In later stages of the project, in recognition that many English medical texts were translations of writings in Latin or European vernaculars, the team also searched for medical authors including well-known ancient authorities such as Hippocrates and Galen and contemporary authors like Jean Fernel, Amatus Lusitanus and Daniel Sennert. This corpus is much broader than the British Isles, because so many of the works are translations from Continental texts. Paracelsus, for example, the 16th century radical German healer who revolutionized therapeutics, can be read in English; so too can Felix Platter, the noted anatomist. Excluded texts include almanacs and Bills of Mortality and texts with less than 30% medical content, broadly described.
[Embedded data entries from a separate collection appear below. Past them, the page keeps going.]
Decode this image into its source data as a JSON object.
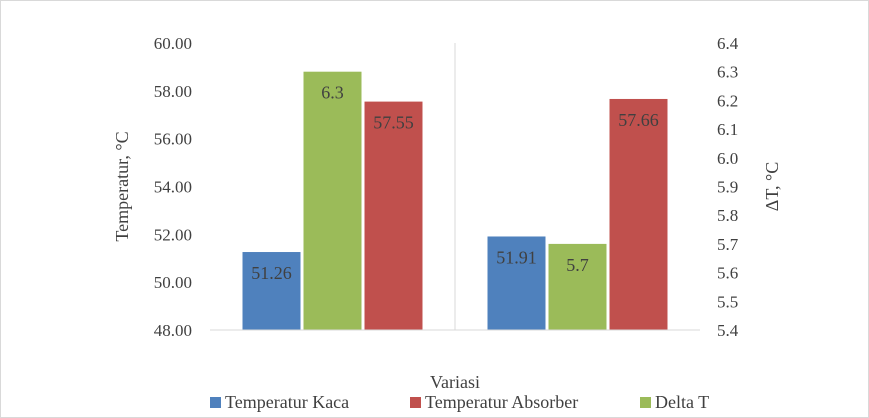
{
  "chart_data": {
    "type": "bar",
    "title": "",
    "xlabel": "Variasi",
    "ylabel": "Temperatur, °C",
    "y2label": "ΔT, °C",
    "categories": [
      "",
      ""
    ],
    "ylim": [
      48,
      60
    ],
    "y_ticks": [
      "48.00",
      "50.00",
      "52.00",
      "54.00",
      "56.00",
      "58.00",
      "60.00"
    ],
    "y2lim": [
      5.4,
      6.4
    ],
    "y2_ticks": [
      "5.4",
      "5.5",
      "5.6",
      "5.7",
      "5.8",
      "5.9",
      "6.0",
      "6.1",
      "6.2",
      "6.3",
      "6.4"
    ],
    "grid": "vertical separator between categories",
    "legend_position": "bottom",
    "series": [
      {
        "name": "Temperatur Kaca",
        "axis": "left",
        "color": "#4f81bd",
        "values": [
          51.26,
          51.91
        ],
        "labels": [
          "51.26",
          "51.91"
        ]
      },
      {
        "name": "Delta T",
        "axis": "right",
        "color": "#9bbb59",
        "values": [
          6.3,
          5.7
        ],
        "labels": [
          "6.3",
          "5.7"
        ]
      },
      {
        "name": "Temperatur Absorber",
        "axis": "left",
        "color": "#c0504d",
        "values": [
          57.55,
          57.66
        ],
        "labels": [
          "57.55",
          "57.66"
        ]
      }
    ],
    "legend_order": [
      "Temperatur Kaca",
      "Temperatur Absorber",
      "Delta T"
    ]
  }
}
For example, although almanacs often included some healthcare information such as good times for bleeding, such information was a relatively low proportion of the text, and, more important, they are a very substantial and clearly-defined genre.
Analytical Categories
After assembling the corpus, we coded each text with categories we designed to help users find their way. These categories include topic, genre, and occupation of the author (when stated in the text) and recorded location information. More about these categories can be found on the Key Definitions page.
- Topics use today’s terms, such as “reproduction” and “disability”, so that readers unfamiliar with early modern English terms can find books they want.
- Genres use terms that would be familiar to our authors, describing the kind of book that they were aiming to produce, and similarly, used authors’ own descriptions of their occupations. Genres, such as “treatise” or “dispensatory”, may be less familiar to students.
- Persons points to actors involved in the production of a book including authors, printers, publishers and booksellers.
- Occupations rely upon how an author identified themselves, such as astrologer or surgeon.
- Locations include booksellers, printers, publishers, and authors.
Resources
Teaching and Learning
Our site offers a range of resources for those interested in teaching or learning about early modern medicine:
- Context essays written by leading scholars help orient readers to the worlds of early-modern health and healing, and include links to exemplary primary sources and relevant secondary sources.
- Classroom resources developed by experienced teachers, including syllabi and in-class exercises to illustrate how the material in REM can be used in the classroom.
History of the Project
The REM database is based largely on bibliographic data from the ESTC with additional data and analysis by project authors. Mary Fissell began work on this database in the late 1990s, attempting to document medical writing for a vernacular readership in early modern England, 1640–1800. At that point, she saw the project as providing context for her work on the book that became Vernacular Bodies by sketching out the shape of the market for popular medical books. Access to primary texts was not yet digital—one read the book itself or a microfilm. She did a key word search in ESTC titles and then examined the book’s claims to its intended readership to assess if it were for a vernacular readership.
When invited to contribute a chapter Popular Medical Print to the Oxford History of Popular Print Culture, Fissell pushed the project’s remit back to the beginning of print, and realized some of the depths of her ignorance. In talking with Elaine Leong, the project was re-conceived more broadly as being about all vernacular medical print in England up to 1700, and Leong built a team at the MPIWG to bring the project to a much wider audience of scholars; the project has a dual mission fostering both pedagogy and research. In 2020, the project moved to its long-term home at Johns Hopkins, where a team at the Sheridan Libraries designed and maintains this site.